2019年はいくつもの大きな自然災害と深刻な停電被害が記憶される1年となった。新電力などが集まる日経エネルギーNextビジネス会議は、「自然災害とマイクログリッド」をテーマに議論。政府も配電事業への新規参入の検討を始める。新たな電力ビジネスの可能性が見えてきた。

 「一帯が暗闇に包まれる中、明かりが灯り、スマホの充電や温泉施設の利用に大勢の住民が集まりました」。新電力パシフィックパワー(東京都千代田区)の合津美智子副社長が“あの日”、道の駅「むつざわ つどいの郷」で目にした光景を振り返った。
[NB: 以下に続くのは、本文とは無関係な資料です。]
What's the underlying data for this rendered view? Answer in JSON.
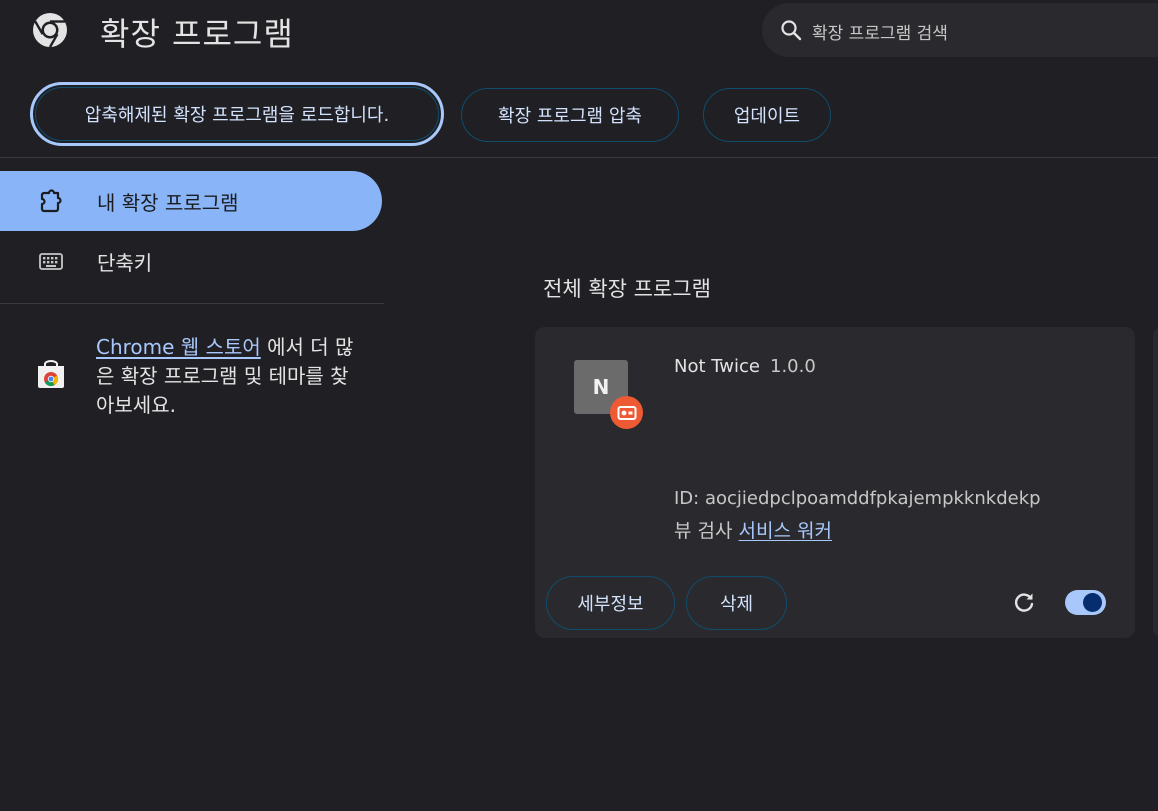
{
  "header": {
    "title": "확장 프로그램",
    "logo_icon": "chrome-logo-icon",
    "search": {
      "icon": "search-icon",
      "placeholder": "확장 프로그램 검색"
    }
  },
  "toolbar": {
    "load_unpacked_label": "압축해제된 확장 프로그램을 로드합니다.",
    "pack_label": "확장 프로그램 압축",
    "update_label": "업데이트"
  },
  "sidebar": {
    "items": [
      {
        "label": "내 확장 프로그램",
        "icon": "extension-puzzle-icon",
        "selected": true
      },
      {
        "label": "단축키",
        "icon": "keyboard-icon",
        "selected": false
      }
    ],
    "store_promo": {
      "icon": "chrome-web-store-icon",
      "link_text": "Chrome 웹 스토어",
      "text": " 에서 더 많은 확장 프로그램 및 테마를 찾아보세요."
    }
  },
  "main": {
    "section_title": "전체 확장 프로그램",
    "extensions": [
      {
        "avatar_letter": "N",
        "badge_icon": "unpacked-source-icon",
        "name": "Not Twice",
        "version": "1.0.0",
        "id_text": "ID: aocjiedpclpoamddfpkajempkknkdekp",
        "inspect_label": "뷰 검사",
        "inspect_link": "서비스 워커",
        "details_label": "세부정보",
        "remove_label": "삭제",
        "reload_icon": "reload-icon",
        "enabled": true
      }
    ]
  },
  "colors": {
    "background": "#1f1f24",
    "card": "#2a2a2e",
    "accent": "#8ab4f8",
    "link": "#a8c7fa",
    "badge": "#ee5a33"
  }
}
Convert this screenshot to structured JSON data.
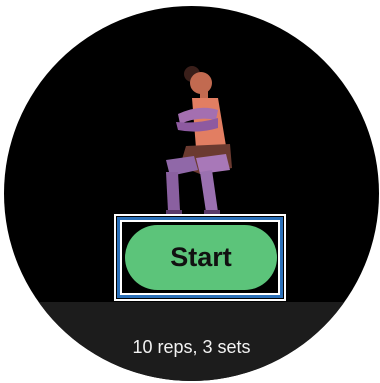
{
  "workout": {
    "start_label": "Start",
    "summary": "10 reps, 3 sets"
  },
  "colors": {
    "face": "#000000",
    "button": "#5cc47a",
    "focus_ring": "#2a6fb8",
    "panel": "#1c1c1c"
  },
  "icons": {
    "figure": "exercising-person-illustration"
  }
}
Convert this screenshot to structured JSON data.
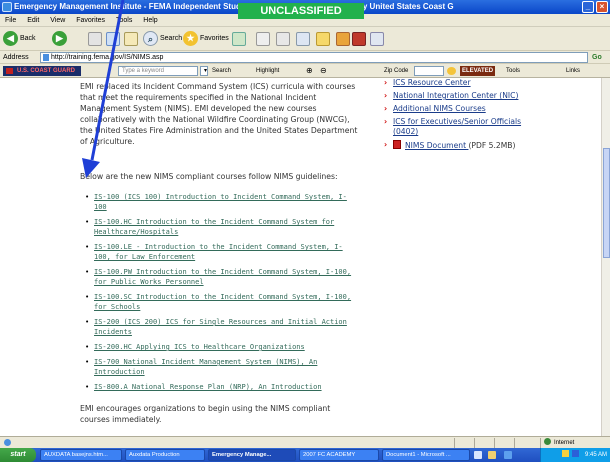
{
  "window": {
    "title": "Emergency Management Institute - FEMA Independent Study Pro",
    "title_suffix": "by United States Coast G",
    "classification_banner": "UNCLASSIFIED"
  },
  "menu": [
    "File",
    "Edit",
    "View",
    "Favorites",
    "Tools",
    "Help"
  ],
  "toolbar": {
    "back_label": "Back",
    "search_label": "Search",
    "favorites_label": "Favorites"
  },
  "address": {
    "label": "Address",
    "url": "http://training.fema.gov/IS/NIMS.asp",
    "go_label": "Go"
  },
  "google_bar": {
    "search_placeholder": "Type a keyword",
    "search_label": "Search",
    "highlight_label": "Highlight",
    "zip_label": "Zip Code",
    "elevated_label": "ELEVATED",
    "tools_label": "Tools",
    "links_label": "Links"
  },
  "content": {
    "intro": [
      "EMI replaced its Incident Command System (ICS) curricula with courses",
      "that meet the requirements specified in the National Incident",
      "Management System (NIMS). EMI developed the new courses",
      "collaboratively with the National Wildfire Coordinating Group (NWCG),",
      "the United States Fire Administration and the United States Department",
      "of Agriculture."
    ],
    "list_heading": "Below are the new NIMS compliant courses follow NIMS guidelines:",
    "courses": [
      [
        "IS-100 (ICS 100) Introduction to Incident Command System, I-",
        "100"
      ],
      [
        "IS-100.HC Introduction to the Incident Command System for",
        "Healthcare/Hospitals"
      ],
      [
        "IS-100.LE - Introduction to the Incident Command System, I-",
        "100, for Law Enforcement"
      ],
      [
        "IS-100.PW Introduction to the Incident Command System, I-100,",
        "for Public Works Personnel"
      ],
      [
        "IS-100.SC Introduction to the Incident Command System, I-100,",
        "for Schools"
      ],
      [
        "IS-200 (ICS 200) ICS for Single Resources and Initial Action",
        "Incidents"
      ],
      [
        "IS-200.HC Applying ICS to Healthcare Organizations"
      ],
      [
        "IS-700 National Incident Management System (NIMS), An",
        "Introduction"
      ],
      [
        "IS-800.A National Response Plan (NRP), An Introduction"
      ]
    ],
    "closing": [
      "EMI encourages organizations to begin using the NIMS compliant",
      "courses immediately."
    ],
    "sidebar_links": [
      [
        "ICS Resource Center"
      ],
      [
        "National Integration Center (NIC)"
      ],
      [
        "Additional NIMS Courses"
      ],
      [
        "ICS for Executives/Senior Officials",
        "(0402)"
      ]
    ],
    "pdf_link": "NIMS Document",
    "pdf_suffix": "(PDF 5.2MB)"
  },
  "status": {
    "zone": "Internet"
  },
  "taskbar": {
    "start": "start",
    "tasks": [
      "AUXDATA basejns.htm...",
      "Auxdata Production",
      "Emergency Manage...",
      "2007 FC ACADEMY",
      "Document1 - Microsoft ..."
    ],
    "clock": "9:45 AM"
  },
  "colors": {
    "link_green": "#336b5a",
    "link_blue": "#1a3c8a",
    "banner_green": "#22b14c",
    "arrow_blue": "#1f3fd6"
  }
}
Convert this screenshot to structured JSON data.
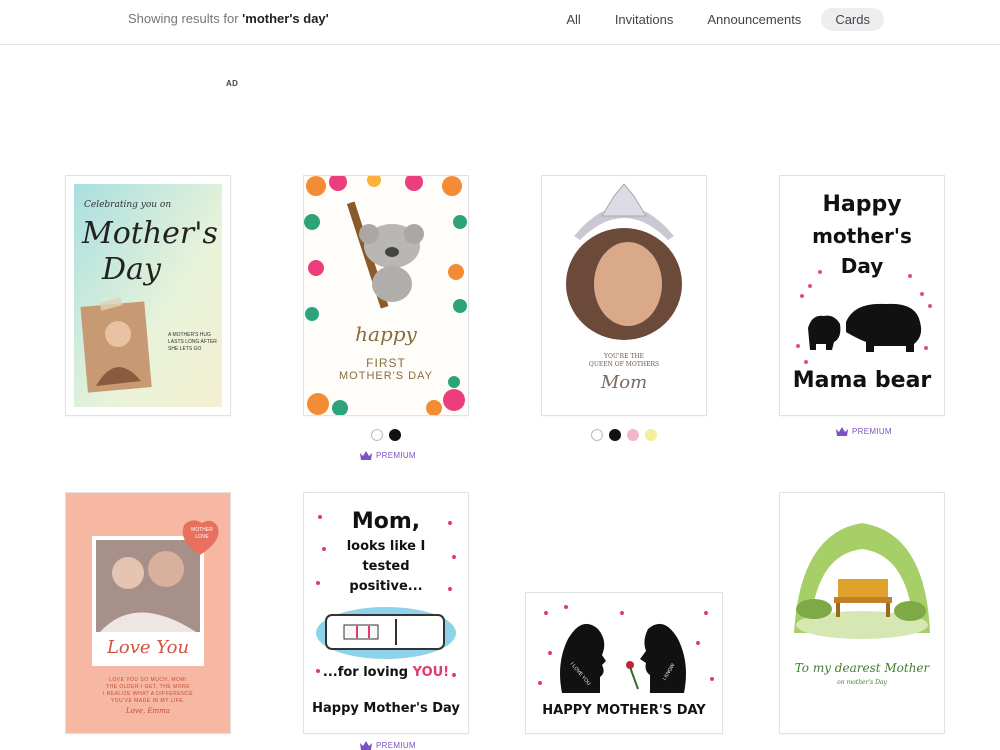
{
  "header": {
    "results_prefix": "Showing results for ",
    "query": "'mother's day'",
    "filters": [
      {
        "label": "All"
      },
      {
        "label": "Invitations"
      },
      {
        "label": "Announcements"
      },
      {
        "label": "Cards",
        "active": true
      }
    ]
  },
  "ad_label": "AD",
  "premium_label": "PREMIUM",
  "cards": [
    {
      "lines": [
        "Celebrating you on",
        "Mother's",
        "Day",
        "A MOTHER'S HUG",
        "LASTS LONG AFTER",
        "SHE LETS GO"
      ]
    },
    {
      "lines": [
        "happy",
        "FIRST",
        "MOTHER'S DAY"
      ],
      "swatches": [
        "#ffffff",
        "#111111"
      ],
      "premium": true
    },
    {
      "lines": [
        "YOU'RE THE",
        "QUEEN OF MOTHERS",
        "Mom"
      ],
      "swatches": [
        "#ffffff",
        "#111111",
        "#f2b8c9",
        "#f3ee9b"
      ]
    },
    {
      "lines": [
        "Happy",
        "mother's",
        "Day",
        "Mama bear"
      ],
      "premium": true
    },
    {
      "lines": [
        "MOTHER",
        "LOVE",
        "Love You",
        "LOVE YOU SO MUCH, MOM!",
        "THE OLDER I GET, THE MORE",
        "I REALIZE WHAT A DIFFERENCE",
        "YOU'VE MADE IN MY LIFE.",
        "Love, Emma"
      ]
    },
    {
      "lines": [
        "Mom,",
        "looks like I",
        "tested",
        "positive...",
        "...for loving ",
        "YOU!",
        "Happy Mother's Day"
      ],
      "premium": true
    },
    {
      "lines": [
        "I LOVE YOU",
        "I KNOW",
        "HAPPY MOTHER'S DAY"
      ]
    },
    {
      "lines": [
        "To my dearest Mother",
        "on mother's Day"
      ]
    }
  ],
  "colors": {
    "accent": "#7b52c4",
    "pill": "#eeeef1"
  }
}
台風15号による大規模停電を免れたCHIBAむつざわエナジーについて話す合津美智子・パシフィックパワー副社長

 台風15号で千葉県を中心に大規模停電が発生した9月9日の夜。千葉県睦沢町が整備した「むつざわスマートウェルネスタウン」の33戸の町営住宅と中核施設「つどいの郷」だけは電気が使えた。太陽光や地元産出の天然ガスで自家発電した電力を、自前の地中線(自営線)で供給するマイクログリッドがこの夜、機能したのである。

 11月25日、小売電気事業者の会員組織「日経エネルギーNextビジネス会議」は、「自然災害とマイクログリッド」をテーマに議論した。

 9月の千葉県で起きた大規模かつ長期の停電は、自然災害の驚異を改めて見せつけた。その中で、エネルギーの視点から防災拠点や災害に強い街づくりのヒントを示してくれたのが睦沢町の事例だったと言えるだろう。

 パシフィックパワーは日経エネルギーNextビジネス会議の会員企業で、自治体新電力を全国で展開する。むつざわスマートウェルネスタウンでマイクログリッドを運営する「CHIBAむつざわエナジー」は同社のグループ企業の1つだ。合津氏にマイクログリッドの実像を披露してもらった。

 合津氏によるとここ数年、マイクログリッド事業を支援する国の補助金が増えている。国が支援する理由の第一に挙げられるのが、低炭素化の推進母体としてである。マイクログリッドは分散電源である太陽光などの再生可能エネルギーが発電の大きな要素になる。

 そして近年、国でも注目度を高めているのが災害に強いエネルギーシステムとしてのマイクログリッドである。

防災対策とお金の地域循環

 CHIBAむつざわエナジーは資本金900万円のうち過半を千葉県睦沢町が出資し、パシフィックパワーが2割弱、残りを睦沢町商工会、千葉銀行、国産天然ガスを生産・供給する合同資源など地元企業が請け負った。いわゆる自治体新電力である。

 千葉県房総丘陵北東部に位置する睦沢町は、国内天然ガスの産地である南関東ガス田と接し、隣接する長南町が運営する公営都市ガス「長南町ガス」の供給地域になっている。町は地元ガスを使った電力の地産地消を目指す意向も持っていたが、送電線に空きがないエリアで、発電機を稼働させても余剰電力を系統につなぎ込むことができないという制約があった。

 このことが系統から分離可能なマイクログリッド構想につながった。災害に強いマイクログリッドを構成することで、系統の停電リスクからも切り離される。自営線はすべて地中化した。ガスは地震に強い中圧管で供給される。

むつざわスマートウェルネスタウン
手前が道の駅、奥に町営住宅がある(出所:パシフィックパワー)

 温浴施設やレストランを併設した道の駅は、普段は住民らの集いの場であり、緊急時には防災拠点として機能する。

 CHIBAむつざわエナジーが装備するエネルギーシステムは80kWのガスコジェネ2台と太陽光発電20kW、太陽熱温水器(37kW相当)など。道の駅と町営住宅に電気と熱を供給する。

 自営線で構成するマイクログリッドは、自営線建設にかかる初期費用の負担がネックになる。その分は託送料金の負担回避で回収することになるが、このケースの場合で「15年かかる」(合津氏)という。中小規模の民間事業者では厳しいところだろう。

 その点は「国の補助金をうまく活用することがポイント。加えて、今回は町からも補助金を受けた。町の補助金は防災強化のメリットと収益の地元還元が前提になる」と合津氏は話す。事業を成立させるには地元自治体や地元企業との密接な連携が鍵を握るという。